Politik sebagai Pertunjukan: Hilangnya Peran Intelektual Organik
Jika kita meminjam konsep "intelektual organik" dari Gramsci, kita bisa melihat bahwa figur publik bukan lagi sebagai jembatan antara kelas sosial yang berbeda, melainkan sebagai "insinyur narasi" yang secara strategis memanfaatkan modal aktualisasi sosial sebagai mata uang baru untuk mencapai kekuasaan politik. Sekarang, legitimasi politik bukan lagi tentang menyuarakan aspirasi kolektif, melainkan tentang mempertunjukkannya. Panggung politik telah berubah menjadi sebuah show yang berkelanjutan, di mana keterlibatan emosional dan sensasi lebih dihargai daripada dialog substansial yang dibutuhkan untuk menyelesaikan masalah riil masyarakat. Teori "Society of the Spectacle" dari Debord menjelaskan dengan gamblang bagaimana penampilan menjadi lebih penting dari substansi dalam realitas politik yang didominasi oleh media dan algoritma. Di Indonesia, strategi ini semakin menguat, melanggengkan ketidaksetaraan akses politik dan mendistorsi prinsip Keadilan Sosial.

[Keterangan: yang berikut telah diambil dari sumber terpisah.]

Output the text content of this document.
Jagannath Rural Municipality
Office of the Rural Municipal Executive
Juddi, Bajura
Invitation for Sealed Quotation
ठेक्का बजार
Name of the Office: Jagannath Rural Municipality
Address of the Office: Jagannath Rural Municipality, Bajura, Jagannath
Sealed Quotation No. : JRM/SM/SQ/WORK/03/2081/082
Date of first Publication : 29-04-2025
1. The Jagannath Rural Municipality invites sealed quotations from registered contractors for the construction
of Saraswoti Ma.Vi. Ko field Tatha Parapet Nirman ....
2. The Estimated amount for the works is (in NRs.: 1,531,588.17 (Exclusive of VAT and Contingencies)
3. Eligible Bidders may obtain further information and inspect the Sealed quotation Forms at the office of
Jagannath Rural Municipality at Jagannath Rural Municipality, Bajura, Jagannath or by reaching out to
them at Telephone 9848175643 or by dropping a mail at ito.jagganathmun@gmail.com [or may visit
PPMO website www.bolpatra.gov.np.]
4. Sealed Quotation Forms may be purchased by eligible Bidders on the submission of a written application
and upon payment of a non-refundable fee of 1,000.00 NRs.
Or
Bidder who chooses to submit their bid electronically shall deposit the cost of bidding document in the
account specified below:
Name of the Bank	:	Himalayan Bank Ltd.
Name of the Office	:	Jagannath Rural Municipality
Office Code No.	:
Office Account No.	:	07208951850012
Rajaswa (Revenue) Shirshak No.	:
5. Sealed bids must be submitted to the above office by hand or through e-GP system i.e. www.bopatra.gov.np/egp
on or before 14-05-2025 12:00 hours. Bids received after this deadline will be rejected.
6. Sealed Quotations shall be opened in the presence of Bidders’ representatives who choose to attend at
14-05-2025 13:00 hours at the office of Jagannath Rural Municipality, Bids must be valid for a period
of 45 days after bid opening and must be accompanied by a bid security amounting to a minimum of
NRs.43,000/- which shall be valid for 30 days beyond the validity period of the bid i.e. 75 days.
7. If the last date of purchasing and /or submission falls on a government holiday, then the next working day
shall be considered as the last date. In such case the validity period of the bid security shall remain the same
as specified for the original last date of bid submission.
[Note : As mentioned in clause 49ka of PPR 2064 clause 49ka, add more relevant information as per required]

Partai Politik dan Rekayasa Komunikasi Politik
Tanpa kita sadari, partai politik di Indonesia, tampaknya telah mengadopsi "rekayasa komunikasi politik" sebagai strategi utama. Mereka lebih memilih ekosistem media sosial dan dunia hiburan sebagai tempat rekrutmen, lebih mengutamakan nama, status sebagai selebriti, jumlah pengikut dan popularitas daripada keahlian dan integritas. Coba perhatikan, berapa banyak kandidat yang terplilih karena popularitasnya di media sosial daripada rekam jejaknya dalam kebijakan publik? Berapa banyak keputusan politik yang didasarkan pada resonansi emosional yang reaktif, bukan pemikiran yang strategis? Strategi rekayasa komunikasi politik adalah ketika politisi mencoba untuk membangun citra yang positif dan mendapatkan perhatian publik melalui pencitraan sosial media yang bisa dimanipulasi. Sementara, "mekanisme rekonfigurasi kekuasaan" terjadi ketika fokus utama bergeser dari mencari dukungan dari metrik sosial hasil dari manipulasi komunikasi dan bukan dukungan nyata dari masyarakat di luar media sosial. Partai politik merekrut dan mempromosikan kandidat menggunakan konten media sosial yang diedit untuk menyasar emosi bukan logika, dan tidak mengedepankan pengalaman, kompetensi atau hasil kerja nyata. Ini mengubah cara kekuasaan didapatkan dan dijalankan, menciptakan struktur kekuasaan baru yang tidak adil. Ini bukan hanya sekadar strategi komunikasi, melainkan mekanisme rekonfigurasi kekuasaan yang sistematis, yang menciptakan kesenjangan akses politik yang semakin lebar, secara timpang diberikan kepada pribadi dengan jaringan sosial luas yang pada akhirnya mencederai cita-cita Keadilan Sosial.